Alex also recommends that you abandon pre-made bows in favor of hand-tied ones. You can buy a nice ribbon or other fabric, bring it to a florist, and get bows tied for your wreaths and garlands.
Other Plants
Finally, you do have some options for plants besides evergreens. The poinsettia is a popular choice for its bright red and green color. Despite their reputation, they’re only mildly toxic to animals, so if you supervise your animal, you should be okay. Your furry friend would need to eat quite a lot of poinsettia leaves to get sick.
The tradition of growing poinsettias for Christmas began in Mexico, but it eventually spread throughout the United States. The flowers are large and leafy, and their star-like shape and red hue were said to symbolize the Star of Bethlehem and the blood of crucifixion, respectively. That’s pretty hardcore.
Another Christmas plant is the Christmas cactus, with the unfortunate scientific name of Schlumbergera truncata. This is another Latin American plant that’s become ubiquitous in the United States. In a somewhat disappointing twist, the plant was actually discovered in Brazil, cultivated by a prolific plant-breeding corporation, and introduced to the market in the 1970s. Historically, there is no Christmas connection besides the red and green color.
Care For Your Plants
No matter what your plant is, you should take good care of it. Fertilizer and nutrients are very unnecessary, so just water them regularly and keep them in a well-lit area. I have a bay window where the light scatters very evenly, and plants grow incredibly well indoors there. See if you have a similar spot in your home.

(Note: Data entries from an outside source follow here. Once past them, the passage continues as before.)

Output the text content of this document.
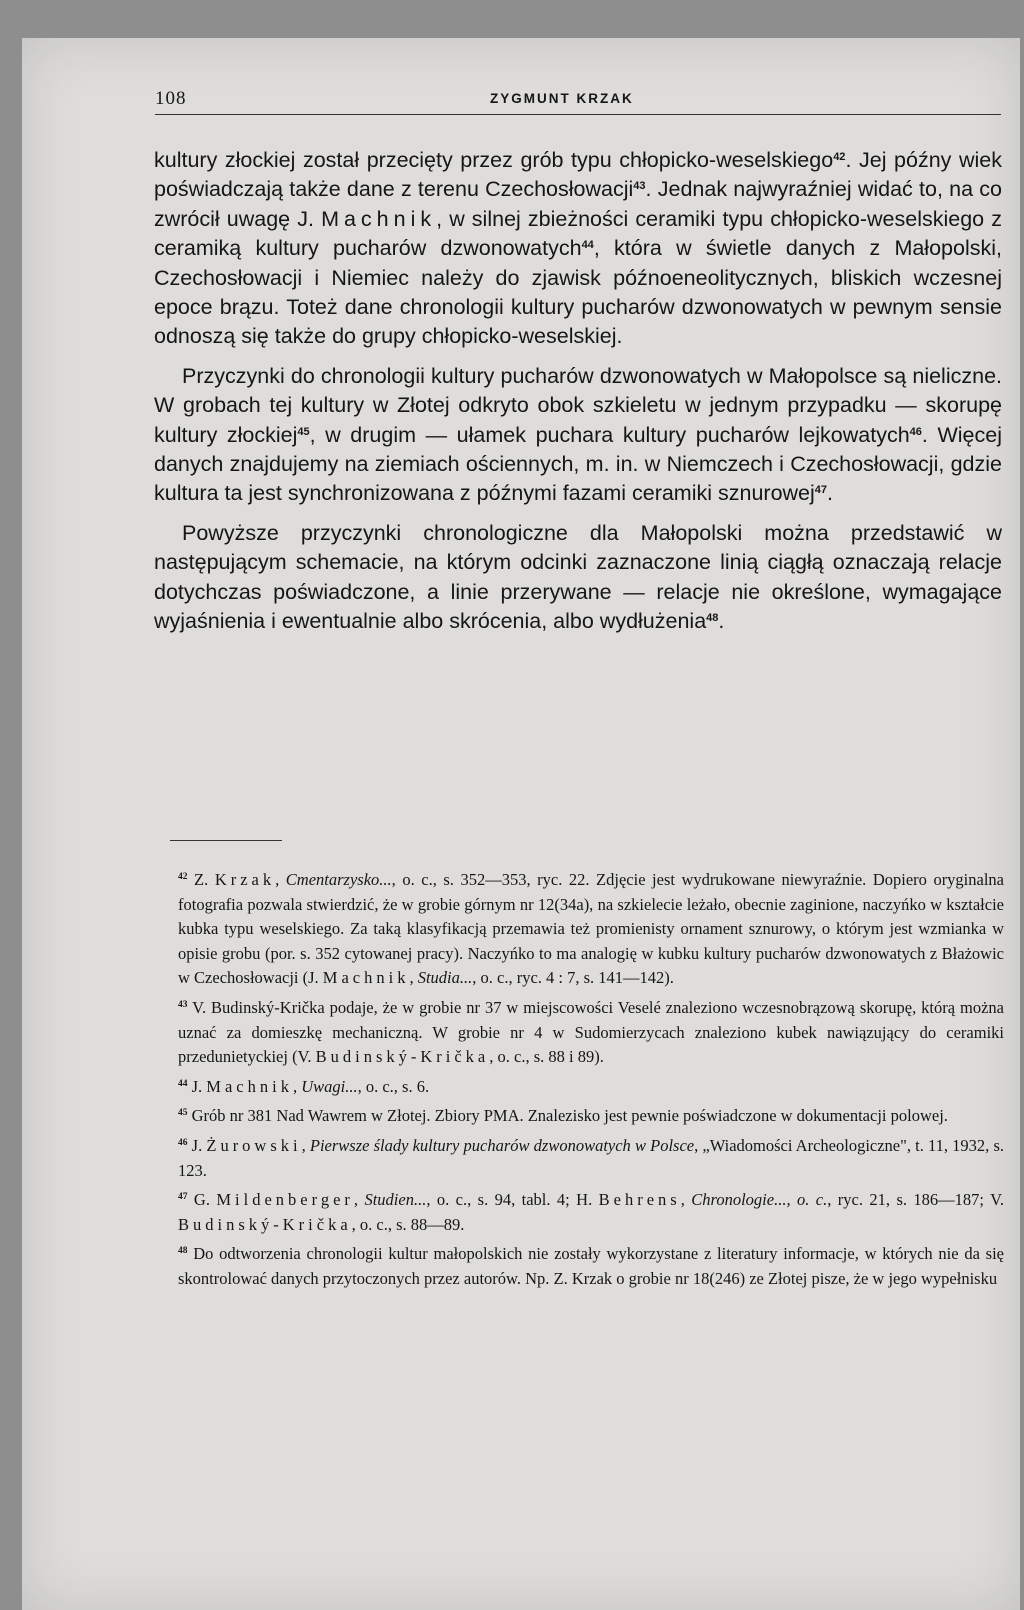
108	ZYGMUNT KRZAK

kultury złockiej został przecięty przez grób typu chłopicko-weselskiego$^{42}$. Jej późny wiek poświadczają także dane z terenu Czechosłowacji$^{43}$. Jednak najwyraźniej widać to, na co zwrócił uwagę J. Machnik, w silnej zbieżności ceramiki typu chłopicko-weselskiego z ceramiką kultury pucharów dzwonowatych$^{44}$, która w świetle danych z Małopolski, Czechosłowacji i Niemiec należy do zjawisk późnoeneolitycznych, bliskich wczesnej epoce brązu. Toteż dane chronologii kultury pucharów dzwonowatych w pewnym sensie odnoszą się także do grupy chłopicko-weselskiej.

Przyczynki do chronologii kultury pucharów dzwonowatych w Małopolsce są nieliczne. W grobach tej kultury w Złotej odkryto obok szkieletu w jednym przypadku — skorupę kultury złockiej$^{45}$, w drugim — ułamek puchara kultury pucharów lejkowatych$^{46}$. Więcej danych znajdujemy na ziemiach ościennych, m. in. w Niemczech i Czechosłowacji, gdzie kultura ta jest synchronizowana z późnymi fazami ceramiki sznurowej$^{47}$.

Powyższe przyczynki chronologiczne dla Małopolski można przedstawić w następującym schemacie, na którym odcinki zaznaczone linią ciągłą oznaczają relacje dotychczas poświadczone, a linie przerywane — relacje nie określone, wymagające wyjaśnienia i ewentualnie albo skrócenia, albo wydłużenia$^{48}$.

$^{42}$ Z. Krzak, Cmentarzysko..., o. c., s. 352—353, ryc. 22. Zdjęcie jest wydrukowane niewyraźnie. Dopiero oryginalna fotografia pozwala stwierdzić, że w grobie górnym nr 12(34a), na szkielecie leżało, obecnie zaginione, naczyńko w kształcie kubka typu weselskiego. Za taką klasyfikacją przemawia też promienisty ornament sznurowy, o którym jest wzmianka w opisie grobu (por. s. 352 cytowanej pracy). Naczyńko to ma analogię w kubku kultury pucharów dzwonowatych z Błażowic w Czechosłowacji (J. Machnik, Studia..., o. c., ryc. 4 : 7, s. 141—142).

$^{43}$ V. Budinský-Krička podaje, że w grobie nr 37 w miejscowości Veselé znaleziono wczesnobrązową skorupę, którą można uznać za domieszkę mechaniczną. W grobie nr 4 w Sudomierzycach znaleziono kubek nawiązujący do ceramiki przedunietyckiej (V. Budinský-Krička, o. c., s. 88 i 89).

$^{44}$ J. Machnik, Uwagi..., o. c., s. 6.

$^{45}$ Grób nr 381 Nad Wawrem w Złotej. Zbiory PMA. Znalezisko jest pewnie poświadczone w dokumentacji polowej.

$^{46}$ J. Żurowski, Pierwsze ślady kultury pucharów dzwonowatych w Polsce, „Wiadomości Archeologiczne", t. 11, 1932, s. 123.

$^{47}$ G. Mildenberger, Studien..., o. c., s. 94, tabl. 4; H. Behrens, Chronologie..., o. c., ryc. 21, s. 186—187; V. Budinský-Krička, o. c., s. 88—89.

$^{48}$ Do odtworzenia chronologii kultur małopolskich nie zostały wykorzystane z literatury informacje, w których nie da się skontrolować danych przytoczonych przez autorów. Np. Z. Krzak o grobie nr 18(246) ze Złotej pisze, że w jego wypełnisku
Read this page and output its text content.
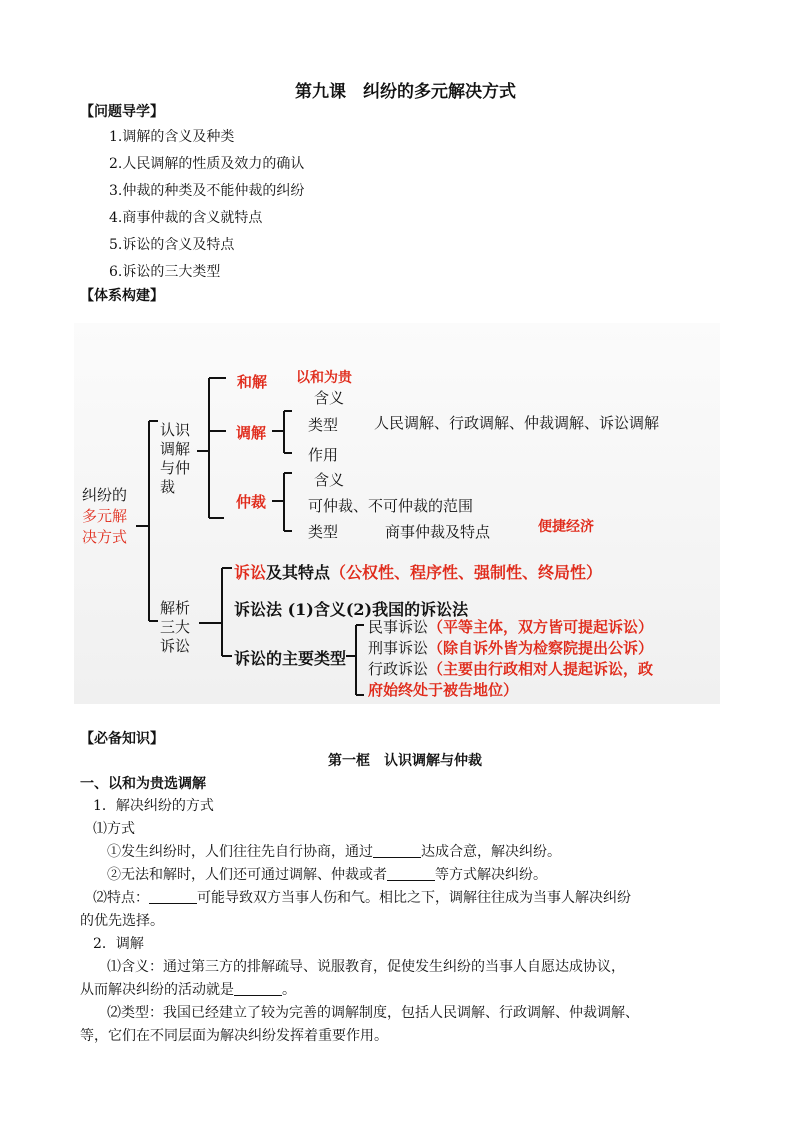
第九课　纠纷的多元解决方式
【问题导学】
1.调解的含义及种类
2.人民调解的性质及效力的确认
3.仲裁的种类及不能仲裁的纠纷
4.商事仲裁的含义就特点
5.诉讼的含义及特点
6.诉讼的三大类型
【体系构建】
纠纷的
多元解
决方式
认识
调解
与仲
裁
和解 以和为贵
调解
含义
类型 人民调解、行政调解、仲裁调解、诉讼调解
作用
仲裁
含义
可仲裁、不可仲裁的范围
类型	商事仲裁及特点	便捷经济
解析
三大
诉讼
诉讼及其特点（公权性、程序性、强制性、终局性）
诉讼法 (1)含义(2)我国的诉讼法
诉讼的主要类型
民事诉讼（平等主体，双方皆可提起诉讼）
刑事诉讼（除自诉外皆为检察院提出公诉）
行政诉讼（主要由行政相对人提起诉讼，政
府始终处于被告地位）
【必备知识】
第一框　认识调解与仲裁
一、以和为贵选调解
1．解决纠纷的方式
⑴方式
①发生纠纷时，人们往往先自行协商，通过	达成合意，解决纠纷。
②无法和解时，人们还可通过调解、仲裁或者	等方式解决纠纷。
⑵特点：	可能导致双方当事人伤和气。相比之下，调解往往成为当事人解决纠纷
的优先选择。
2．调解
⑴含义：通过第三方的排解疏导、说服教育，促使发生纠纷的当事人自愿达成协议，
从而解决纠纷的活动就是	。
⑵类型：我国已经建立了较为完善的调解制度，包括人民调解、行政调解、仲裁调解、
等，它们在不同层面为解决纠纷发挥着重要作用。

A trick that works for a lot of flowering plants is to taper off their water supply as they start to bloom. The blooms will grow a little faster and bigger. I prefer to hold off watering until just when the leaves begin to stiffen or droop. Then, I water the plant relatively deeply before holding off again. Be careful not to allow the leaves to dry, though. Finally, be careful that the flowers have enough water, because once they wilt, there’s no coming back.
Final Thoughts
I did it. Five articles. Ten thousand, three hundred and ninety-nine words, if you count this phrase. I’ll probably write another two hundred and sixty-four of them or so before I’m through.

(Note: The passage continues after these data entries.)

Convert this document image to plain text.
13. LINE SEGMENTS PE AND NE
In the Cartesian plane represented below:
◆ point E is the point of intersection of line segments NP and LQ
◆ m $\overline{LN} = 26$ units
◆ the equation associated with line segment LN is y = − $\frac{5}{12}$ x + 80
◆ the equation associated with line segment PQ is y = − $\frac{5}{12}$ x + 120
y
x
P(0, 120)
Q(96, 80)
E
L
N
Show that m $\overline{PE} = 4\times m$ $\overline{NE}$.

I’ve now dispensed more tips and tricks than I ever would have guessed I’d know. I hope you can put some of them to use, because you’d have to go out of your way to follow all my advice in these past blog posts. Take what you need; ignore what you don’t. If you know anyone who might benefit from it, I encourage you to share these posts with them.
To go over it all again: I’ve covered topics like gift-wrapping, high-tech decorations, fire safety, lights and stockings, and now plants. You can mix and match the tips from each post that you find the most helpful.
Finally, I’m going to repeat myself for probably the fifth time.
(An aside: you are correct to observe that I have enough effort to count every word in all five posts, but not enough effort to count how many times I’ve repeated this.)
Your best bet is to make an overall plan. First, choose the small parts that you want to put together to achieve your plan. Then, spruce up each one of the smaller parts and put your whole holiday decoration set-up together with the plan in mind.
It’s hard to go wrong if you’re chasing an overall vision that makes sense. Do you have your vision? Get to it. At this point in the season, all that remains is to finish decorating and bask in the most wonderful time of the year.
I wish you all luck, creativity, and a very happy holiday.